The saga regarding the imposition by Merseyside Police of ESDAL for all notifications took an interesting turn in April when Merseyside Police, despite its steadfast position, made available an eMail address for notifications.  This is perhaps a small victory for common-sense and the industry as a whole but the HTA is keeping a keen eye on matters and will continue to bring pressure to bear as the dispute with Merseyside Police is clearly far from over.  Another piece of good news is that Highways England is exploring the possibility of enabling notifications submitted outside of ESDAL (produced manually and submitted via email or produced and submitted via AbHaulier or other commercial software) to be received and viewed within ESDAL using OCR read technology.  This measure would potentially satisfy both Merseyside Police and the abnormal load industry but the precise detail and time scale for rolling this out suggest we may have to wait at least until next year.

In the meantime the advice to HTA members is to continue to notify Merseyside Police by eMail (assuming they cannot or do not wish to use ESDAL) using the dedicated email address until advised not to by Merseyside Police.  The HTA, in association with Cascade Software, has set up an online petition in which any operator affected by Merseyside Police’s insistence on the use of ESDAL as the only means of notification can register their protest.  To date 471 companies have signed the petition. If you would like to add your name to this, click here.

Whilst the HTA is of the view that eMail, post or fax as modes of transmission of notifications complies with the Special Types General Order, Merseyside Police may prosecute operators that do not use ESDAL.  Whilst Merseyside Police continues to provide eMail access for notifications our view is that Merseyside Police is still explicitly accepting notifications by email and that being the case to prosecute an operator on the basis the notification was non compliant (as not transmitted via ESDAL) would amount to an abuse.  It may be that Merseyside Police will change its position and adopt a more aggressive line at which point members would be best advised to either use ESDAL or specialist abnormal loads notification agents (who may still retain eMail access to Merseyside Police).

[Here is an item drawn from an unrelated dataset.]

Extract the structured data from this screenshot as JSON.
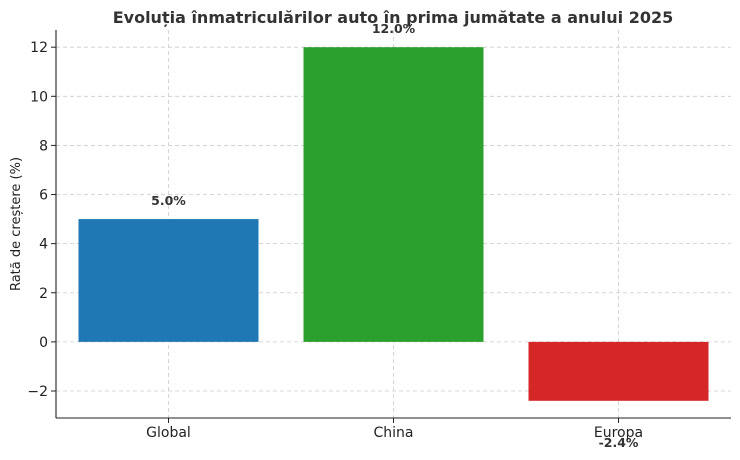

The maximum fine for overloads and other construction and use offences under the general law is now unlimited and operators need to be aware that there is risk of a prosecution and a substantial fine should the Courts rule that Merseyside is able to dictate the mode of transmission of the notification (ie insist on all notifications being sent via ESDAL rather than post, fax or eMail).

The HTA will continue to fight the industry’s corner.